HFNJ recognized the value of supporting NCST in the development of mental health services and therapeutic care for outreach workers. We are currently funding its Trauma Recovery Center (TRC), a national award-winning program designed to help victims of violent crime overcome barriers to accessing mental health treatment, health care, and legal resources in the acute aftermath of trauma. The TRC serves victims of violent crime, including survivors of physical assault, sexual assault, gunshot wounds, stabbings, domestic violence, and human trafficking.
This year more than 400 survivors engaged in therapy, and the Center has achieved 91 percent compliance with visits and strong clinical outcomes. There are many more people seeking counseling, which is amazing, but sadly the outpouring of need is consistent with recent data nationwide, which documents mental health disparities among People of Color, including more suicides, and difficulties of access due to structural inequities. At NCST the immediate need is to hire and train more clinical staff. Another challenge—but really an opportunity in terms of system change and health and racial equity—is to help younger organizations like NCST manage growth and develop a path to sustainability. We have been nimble in providing the support NCST needs as the organization grows and evolves.
HFNJ’s funding often changes as the needs in the community and these organizations shift. The Help Our Youth Be Better (The HUBB) after-school program is another example of this. The program engages at-risk youth ages 11 – 18 in performance-based art therapy and tutoring, but also links them to in-house counselors as many participants have unmet mental health needs. HFNJ was the first funder to support The HUBB when it received its nonprofit designation. I remember a call out of the blue from the founder, “What do I have to do to get a grant from The Healthcare Foundation of New Jersey?” We spoke by phone; I listened and gave my best advice to help the organization get off the ground as a nonprofit.

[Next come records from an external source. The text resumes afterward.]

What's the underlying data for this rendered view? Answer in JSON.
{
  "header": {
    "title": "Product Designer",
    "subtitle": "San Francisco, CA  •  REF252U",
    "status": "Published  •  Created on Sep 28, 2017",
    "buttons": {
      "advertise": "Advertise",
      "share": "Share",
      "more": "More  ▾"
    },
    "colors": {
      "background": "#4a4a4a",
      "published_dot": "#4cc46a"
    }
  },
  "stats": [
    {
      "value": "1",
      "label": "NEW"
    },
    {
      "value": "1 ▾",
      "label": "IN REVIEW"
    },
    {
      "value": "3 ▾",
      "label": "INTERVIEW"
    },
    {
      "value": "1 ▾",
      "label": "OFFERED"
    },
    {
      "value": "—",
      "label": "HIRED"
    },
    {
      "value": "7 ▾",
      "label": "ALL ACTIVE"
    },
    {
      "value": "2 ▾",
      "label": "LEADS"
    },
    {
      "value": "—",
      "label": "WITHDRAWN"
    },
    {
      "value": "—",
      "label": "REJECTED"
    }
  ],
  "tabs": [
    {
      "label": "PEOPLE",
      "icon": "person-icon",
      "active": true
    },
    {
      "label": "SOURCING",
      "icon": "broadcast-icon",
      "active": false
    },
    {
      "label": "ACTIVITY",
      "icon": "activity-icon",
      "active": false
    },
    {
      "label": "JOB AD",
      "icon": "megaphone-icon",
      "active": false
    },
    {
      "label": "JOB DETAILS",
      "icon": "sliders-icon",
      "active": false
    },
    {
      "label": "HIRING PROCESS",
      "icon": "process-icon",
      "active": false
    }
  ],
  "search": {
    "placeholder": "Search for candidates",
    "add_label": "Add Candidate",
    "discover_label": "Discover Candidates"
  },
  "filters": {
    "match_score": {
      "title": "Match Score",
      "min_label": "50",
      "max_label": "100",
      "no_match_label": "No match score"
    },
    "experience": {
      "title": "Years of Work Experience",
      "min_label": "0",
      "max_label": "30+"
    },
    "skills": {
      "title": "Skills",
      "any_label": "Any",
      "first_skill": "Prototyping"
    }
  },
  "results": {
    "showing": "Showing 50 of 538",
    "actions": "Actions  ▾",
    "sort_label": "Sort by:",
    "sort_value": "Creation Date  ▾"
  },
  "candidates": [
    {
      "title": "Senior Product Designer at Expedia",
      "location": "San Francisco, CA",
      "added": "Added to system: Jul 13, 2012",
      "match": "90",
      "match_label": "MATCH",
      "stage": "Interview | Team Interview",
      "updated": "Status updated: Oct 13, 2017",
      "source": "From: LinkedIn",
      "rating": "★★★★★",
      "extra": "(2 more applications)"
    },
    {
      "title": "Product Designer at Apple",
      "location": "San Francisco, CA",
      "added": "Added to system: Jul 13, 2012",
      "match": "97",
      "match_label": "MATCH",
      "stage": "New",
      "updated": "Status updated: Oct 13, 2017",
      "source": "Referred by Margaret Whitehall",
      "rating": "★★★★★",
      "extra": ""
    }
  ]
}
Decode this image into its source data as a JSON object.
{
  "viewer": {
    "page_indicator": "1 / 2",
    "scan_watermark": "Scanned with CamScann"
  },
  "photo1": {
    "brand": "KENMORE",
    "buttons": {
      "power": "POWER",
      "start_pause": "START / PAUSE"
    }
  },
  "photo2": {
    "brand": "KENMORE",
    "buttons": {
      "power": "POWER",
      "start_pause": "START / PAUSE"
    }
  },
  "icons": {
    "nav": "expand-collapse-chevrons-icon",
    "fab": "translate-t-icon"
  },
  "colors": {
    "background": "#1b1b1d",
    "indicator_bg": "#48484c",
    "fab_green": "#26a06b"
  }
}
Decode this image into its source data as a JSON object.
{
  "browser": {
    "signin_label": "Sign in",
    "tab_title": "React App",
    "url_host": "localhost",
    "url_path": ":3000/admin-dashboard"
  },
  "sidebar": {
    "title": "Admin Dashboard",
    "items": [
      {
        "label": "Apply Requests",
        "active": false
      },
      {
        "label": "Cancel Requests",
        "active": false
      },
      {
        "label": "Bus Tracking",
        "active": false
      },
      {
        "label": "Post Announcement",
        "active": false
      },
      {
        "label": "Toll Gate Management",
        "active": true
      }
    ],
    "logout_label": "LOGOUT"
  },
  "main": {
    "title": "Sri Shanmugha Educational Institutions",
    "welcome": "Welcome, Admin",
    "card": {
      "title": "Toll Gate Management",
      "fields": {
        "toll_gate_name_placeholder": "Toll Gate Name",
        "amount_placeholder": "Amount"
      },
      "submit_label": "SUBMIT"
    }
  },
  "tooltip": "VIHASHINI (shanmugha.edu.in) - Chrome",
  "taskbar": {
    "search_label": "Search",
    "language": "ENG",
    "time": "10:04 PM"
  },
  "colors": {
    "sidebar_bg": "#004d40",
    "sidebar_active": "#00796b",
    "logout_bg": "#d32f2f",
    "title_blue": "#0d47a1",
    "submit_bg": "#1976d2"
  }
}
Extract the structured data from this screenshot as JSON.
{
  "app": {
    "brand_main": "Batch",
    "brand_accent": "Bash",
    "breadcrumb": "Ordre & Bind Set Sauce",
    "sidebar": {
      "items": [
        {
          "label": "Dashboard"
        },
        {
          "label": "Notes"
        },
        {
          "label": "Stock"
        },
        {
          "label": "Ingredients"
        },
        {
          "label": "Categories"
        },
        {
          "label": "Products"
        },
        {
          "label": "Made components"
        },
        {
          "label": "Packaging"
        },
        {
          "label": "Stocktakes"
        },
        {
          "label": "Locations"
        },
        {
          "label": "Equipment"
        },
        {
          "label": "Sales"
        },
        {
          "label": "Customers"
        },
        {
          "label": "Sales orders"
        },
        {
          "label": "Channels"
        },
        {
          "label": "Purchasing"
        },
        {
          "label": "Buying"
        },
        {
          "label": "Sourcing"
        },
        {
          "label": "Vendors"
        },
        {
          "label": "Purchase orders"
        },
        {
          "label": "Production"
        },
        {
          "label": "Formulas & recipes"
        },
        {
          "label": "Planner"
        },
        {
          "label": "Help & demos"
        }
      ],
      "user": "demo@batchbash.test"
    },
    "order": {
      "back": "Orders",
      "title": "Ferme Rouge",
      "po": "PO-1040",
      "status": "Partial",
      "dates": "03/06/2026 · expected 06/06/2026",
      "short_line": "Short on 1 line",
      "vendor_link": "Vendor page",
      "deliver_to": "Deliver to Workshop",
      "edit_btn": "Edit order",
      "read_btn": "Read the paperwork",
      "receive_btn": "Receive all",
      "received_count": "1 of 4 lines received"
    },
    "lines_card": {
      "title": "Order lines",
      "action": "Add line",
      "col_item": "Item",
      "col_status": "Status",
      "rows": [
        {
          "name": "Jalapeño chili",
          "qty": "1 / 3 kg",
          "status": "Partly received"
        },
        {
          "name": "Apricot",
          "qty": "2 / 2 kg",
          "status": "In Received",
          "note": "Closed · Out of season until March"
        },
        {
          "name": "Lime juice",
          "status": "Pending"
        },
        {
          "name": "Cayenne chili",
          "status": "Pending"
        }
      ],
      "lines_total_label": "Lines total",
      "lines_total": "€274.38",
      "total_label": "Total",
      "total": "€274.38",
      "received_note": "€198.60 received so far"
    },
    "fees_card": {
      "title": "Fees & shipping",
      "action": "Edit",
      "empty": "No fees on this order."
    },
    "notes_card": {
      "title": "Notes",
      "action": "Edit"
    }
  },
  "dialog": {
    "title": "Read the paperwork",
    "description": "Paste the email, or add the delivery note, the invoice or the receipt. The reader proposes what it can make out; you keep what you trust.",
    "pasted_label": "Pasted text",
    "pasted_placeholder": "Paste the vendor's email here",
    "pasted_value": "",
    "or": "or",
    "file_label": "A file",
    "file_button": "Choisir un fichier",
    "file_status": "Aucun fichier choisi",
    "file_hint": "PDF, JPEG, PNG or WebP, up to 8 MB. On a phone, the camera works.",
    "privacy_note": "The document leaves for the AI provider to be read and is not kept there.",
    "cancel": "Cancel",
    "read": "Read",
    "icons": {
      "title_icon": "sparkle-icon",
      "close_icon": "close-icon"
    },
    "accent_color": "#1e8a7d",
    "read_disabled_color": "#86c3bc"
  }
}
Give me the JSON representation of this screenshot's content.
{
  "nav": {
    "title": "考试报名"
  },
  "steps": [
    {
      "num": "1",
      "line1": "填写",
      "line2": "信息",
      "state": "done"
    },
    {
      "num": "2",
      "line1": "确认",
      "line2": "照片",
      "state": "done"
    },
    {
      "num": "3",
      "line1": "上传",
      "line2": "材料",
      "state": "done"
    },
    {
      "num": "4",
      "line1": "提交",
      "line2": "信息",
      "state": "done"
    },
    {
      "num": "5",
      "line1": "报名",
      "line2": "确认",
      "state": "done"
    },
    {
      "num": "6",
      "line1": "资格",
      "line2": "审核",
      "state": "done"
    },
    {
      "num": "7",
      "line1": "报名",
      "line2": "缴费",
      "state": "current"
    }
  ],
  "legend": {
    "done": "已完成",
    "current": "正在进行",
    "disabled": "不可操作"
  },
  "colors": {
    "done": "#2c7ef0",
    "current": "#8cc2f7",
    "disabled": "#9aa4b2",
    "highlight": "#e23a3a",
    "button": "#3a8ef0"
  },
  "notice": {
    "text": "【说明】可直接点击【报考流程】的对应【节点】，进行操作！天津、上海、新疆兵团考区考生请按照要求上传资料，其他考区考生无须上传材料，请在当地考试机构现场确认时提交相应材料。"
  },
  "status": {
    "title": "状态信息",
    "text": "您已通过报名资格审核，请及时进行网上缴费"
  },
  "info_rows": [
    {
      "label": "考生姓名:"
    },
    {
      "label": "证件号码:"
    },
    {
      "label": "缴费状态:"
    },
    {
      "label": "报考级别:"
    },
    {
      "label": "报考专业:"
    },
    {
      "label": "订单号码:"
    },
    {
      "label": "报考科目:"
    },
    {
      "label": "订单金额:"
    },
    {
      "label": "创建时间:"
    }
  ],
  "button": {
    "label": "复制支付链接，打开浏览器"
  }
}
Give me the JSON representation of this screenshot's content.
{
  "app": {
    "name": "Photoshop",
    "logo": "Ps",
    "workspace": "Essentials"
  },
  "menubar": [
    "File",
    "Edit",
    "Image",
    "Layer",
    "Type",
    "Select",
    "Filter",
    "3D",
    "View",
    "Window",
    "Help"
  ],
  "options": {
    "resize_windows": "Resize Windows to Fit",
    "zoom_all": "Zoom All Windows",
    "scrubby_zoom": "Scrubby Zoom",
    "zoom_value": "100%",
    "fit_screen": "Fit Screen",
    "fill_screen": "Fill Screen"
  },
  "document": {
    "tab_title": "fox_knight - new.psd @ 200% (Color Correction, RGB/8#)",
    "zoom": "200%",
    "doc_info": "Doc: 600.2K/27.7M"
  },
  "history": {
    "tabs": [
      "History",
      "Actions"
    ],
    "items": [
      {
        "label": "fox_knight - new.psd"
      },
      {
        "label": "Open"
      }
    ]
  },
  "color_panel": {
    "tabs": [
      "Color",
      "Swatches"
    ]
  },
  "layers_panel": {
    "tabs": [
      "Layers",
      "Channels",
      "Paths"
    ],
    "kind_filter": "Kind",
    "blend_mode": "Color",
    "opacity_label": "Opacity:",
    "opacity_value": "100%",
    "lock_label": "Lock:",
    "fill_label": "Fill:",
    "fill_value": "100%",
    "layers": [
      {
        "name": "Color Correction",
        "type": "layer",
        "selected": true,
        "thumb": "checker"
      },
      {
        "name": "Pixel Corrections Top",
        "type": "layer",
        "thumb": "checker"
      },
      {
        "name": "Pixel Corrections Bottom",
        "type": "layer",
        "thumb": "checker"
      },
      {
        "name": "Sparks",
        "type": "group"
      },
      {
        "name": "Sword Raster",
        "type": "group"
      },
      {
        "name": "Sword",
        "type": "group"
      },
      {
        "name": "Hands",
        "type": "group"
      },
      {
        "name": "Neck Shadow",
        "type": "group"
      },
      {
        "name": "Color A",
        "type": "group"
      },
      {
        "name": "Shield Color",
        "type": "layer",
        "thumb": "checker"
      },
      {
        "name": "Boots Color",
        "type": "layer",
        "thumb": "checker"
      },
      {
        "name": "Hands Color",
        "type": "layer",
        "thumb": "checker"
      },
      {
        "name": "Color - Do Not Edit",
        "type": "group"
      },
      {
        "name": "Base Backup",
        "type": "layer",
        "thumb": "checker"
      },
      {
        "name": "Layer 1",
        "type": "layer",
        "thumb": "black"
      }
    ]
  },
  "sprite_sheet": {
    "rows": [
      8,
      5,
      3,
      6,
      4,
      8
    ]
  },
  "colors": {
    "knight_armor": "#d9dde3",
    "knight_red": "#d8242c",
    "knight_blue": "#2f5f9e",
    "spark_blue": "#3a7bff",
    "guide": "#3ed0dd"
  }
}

The first grant helped establish mental health counseling, but it soon became clear as we continued to talk that this new nonprofit needed mentorship and help with basic operations and governance. We directed some funds to shore up systems and coached the team and connected them to other stakeholders. Many times, we weathered their ups and downs. The therapeutic work with young people has been amazing and transformative. Most recently HFNJ funds helped add mental health care for parents and trained and deployed youth ambassadors to get the word out on the street to both deescalate and link young people to the HUBB’s services. The Newark Police Department also signed up to send some first-time offenders to the program. In the last two years, several notable foundations have made important grants.
Can you share any key lessons learned for other funders considering similar investments?
Gun violence is a disease rooted in structural racism, poverty, and trauma—including multigenerational trauma. Without responsive, collaborative funding and leadership across multisectors, many at risk will remain isolated and vulnerable.
For any health funder grappling with whether gun violence prevention aligns with your mission, I offer that our investments have been most profound and impactful. Most importantly, I credit the tireless leaders, public and private professionals, volunteers, and residents who are at the frontlines every day.